An example of what the generalization of adaptive control brings is the adaptive time-scaling: a spoken of sung voice can be scaled only onto vowels, thus keeping the consonants unchanged (and keeping the intelligibilty of the text), contrarly to what happens when we slow down consonants (in that case, [k] becomes [g], [t] becomes [d]).

Since we focus on developping new tools for electroacoustic composition, the sound which are used evolves in time (in pitch, timbre, dynamics, duration, spatialization). This means that the features extracted are not only instantaneous, but also long-term and high level features.

Research Domain: Acoustics, Signal Processing and Computer Science applied to Music.

We apply existing techniques, already in use in speech processing as well as music processing, and also want to developp new solutions to new problems.

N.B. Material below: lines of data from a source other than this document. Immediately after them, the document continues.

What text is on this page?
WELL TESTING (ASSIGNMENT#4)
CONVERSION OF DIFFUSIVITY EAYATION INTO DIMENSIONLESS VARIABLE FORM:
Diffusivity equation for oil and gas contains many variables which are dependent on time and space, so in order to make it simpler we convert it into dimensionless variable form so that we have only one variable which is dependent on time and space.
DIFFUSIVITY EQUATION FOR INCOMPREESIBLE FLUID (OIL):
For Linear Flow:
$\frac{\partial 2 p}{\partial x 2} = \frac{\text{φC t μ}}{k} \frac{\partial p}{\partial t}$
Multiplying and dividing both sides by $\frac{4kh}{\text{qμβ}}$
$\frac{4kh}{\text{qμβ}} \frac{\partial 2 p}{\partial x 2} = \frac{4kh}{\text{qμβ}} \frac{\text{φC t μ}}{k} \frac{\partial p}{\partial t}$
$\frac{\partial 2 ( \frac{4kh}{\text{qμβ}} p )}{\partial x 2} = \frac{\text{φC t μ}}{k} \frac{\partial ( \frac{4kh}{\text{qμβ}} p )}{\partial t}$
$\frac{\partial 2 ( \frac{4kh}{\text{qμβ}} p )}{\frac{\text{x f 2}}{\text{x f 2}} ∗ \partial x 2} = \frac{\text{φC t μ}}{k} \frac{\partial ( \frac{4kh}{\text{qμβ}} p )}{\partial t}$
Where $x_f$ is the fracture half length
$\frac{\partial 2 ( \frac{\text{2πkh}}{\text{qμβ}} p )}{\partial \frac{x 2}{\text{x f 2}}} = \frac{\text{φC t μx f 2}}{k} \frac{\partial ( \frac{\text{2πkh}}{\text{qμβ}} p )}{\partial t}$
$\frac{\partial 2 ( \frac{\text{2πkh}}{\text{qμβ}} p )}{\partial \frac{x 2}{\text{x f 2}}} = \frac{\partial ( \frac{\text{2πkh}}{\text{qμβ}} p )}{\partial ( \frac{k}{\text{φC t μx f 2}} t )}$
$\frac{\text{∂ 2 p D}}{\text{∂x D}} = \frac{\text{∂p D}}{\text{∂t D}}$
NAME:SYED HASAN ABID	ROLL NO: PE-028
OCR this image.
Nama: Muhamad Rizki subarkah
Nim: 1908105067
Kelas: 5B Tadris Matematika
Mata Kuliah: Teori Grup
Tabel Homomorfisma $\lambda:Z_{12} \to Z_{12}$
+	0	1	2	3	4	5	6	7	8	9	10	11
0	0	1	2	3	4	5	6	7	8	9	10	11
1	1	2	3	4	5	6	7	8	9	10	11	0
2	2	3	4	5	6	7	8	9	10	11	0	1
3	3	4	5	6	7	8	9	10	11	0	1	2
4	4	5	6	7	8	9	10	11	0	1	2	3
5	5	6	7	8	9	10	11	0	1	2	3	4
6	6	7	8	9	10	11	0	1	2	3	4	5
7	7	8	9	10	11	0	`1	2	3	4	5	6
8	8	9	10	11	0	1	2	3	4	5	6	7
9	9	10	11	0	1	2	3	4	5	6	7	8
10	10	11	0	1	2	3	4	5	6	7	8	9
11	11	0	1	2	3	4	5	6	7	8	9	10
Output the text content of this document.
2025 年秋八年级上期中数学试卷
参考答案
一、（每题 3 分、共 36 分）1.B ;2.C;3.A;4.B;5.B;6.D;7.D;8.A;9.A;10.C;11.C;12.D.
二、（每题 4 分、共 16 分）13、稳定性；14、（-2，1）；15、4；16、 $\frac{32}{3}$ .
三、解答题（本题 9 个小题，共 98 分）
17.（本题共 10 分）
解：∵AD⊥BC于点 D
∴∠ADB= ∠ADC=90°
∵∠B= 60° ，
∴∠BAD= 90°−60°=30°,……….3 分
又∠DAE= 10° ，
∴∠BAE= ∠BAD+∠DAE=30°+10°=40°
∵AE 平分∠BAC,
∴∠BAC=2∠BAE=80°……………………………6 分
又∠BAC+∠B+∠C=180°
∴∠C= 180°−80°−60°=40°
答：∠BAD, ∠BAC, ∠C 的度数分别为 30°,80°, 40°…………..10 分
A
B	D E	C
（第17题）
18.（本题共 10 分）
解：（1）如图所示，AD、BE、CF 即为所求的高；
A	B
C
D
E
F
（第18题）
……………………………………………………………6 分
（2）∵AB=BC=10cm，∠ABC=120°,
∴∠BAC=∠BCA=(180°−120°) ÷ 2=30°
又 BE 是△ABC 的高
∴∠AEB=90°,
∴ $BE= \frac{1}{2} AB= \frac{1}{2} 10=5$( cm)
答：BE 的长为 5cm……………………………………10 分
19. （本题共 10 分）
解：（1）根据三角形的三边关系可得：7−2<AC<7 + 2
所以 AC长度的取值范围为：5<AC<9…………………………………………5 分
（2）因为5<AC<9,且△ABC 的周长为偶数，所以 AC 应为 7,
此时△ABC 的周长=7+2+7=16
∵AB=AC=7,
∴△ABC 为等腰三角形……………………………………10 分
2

Description of the Context

Each analysis-synthesis technique is being developped and optimized for some class of sounds. We do not focus on optimizing them, but rather on controlling them. The control from sound features cna be used in differed time as well as in real-time. Conversely, the gesture control onto the mapping is only a real-time feature (except the case of automation given by the uset through the graphical interface). Each implementation may need specific algorithms to allow varying control.

We propose a generalization of adaptive effects: features can be extracted from the processed sound (auto-adaptive effect), from another sound (cross-adaptive of external adaptive effect), or from the processed sound (feedforward adaptive effect). We propose the use of any sound feature, since their is no a priori good sounding feature, depending of what the musicien wants to do with the effect. We also propose a mapping structure that takes into account the other researchs made in the research team, in order to propose a high-level gesture control on the adaptive effect.

Technical Tools

We use scientific software to develop, test and optimize most of the effects (Matlab, for differed-time effects). We also use Max/MSP environment for real-time effects and their gestural control.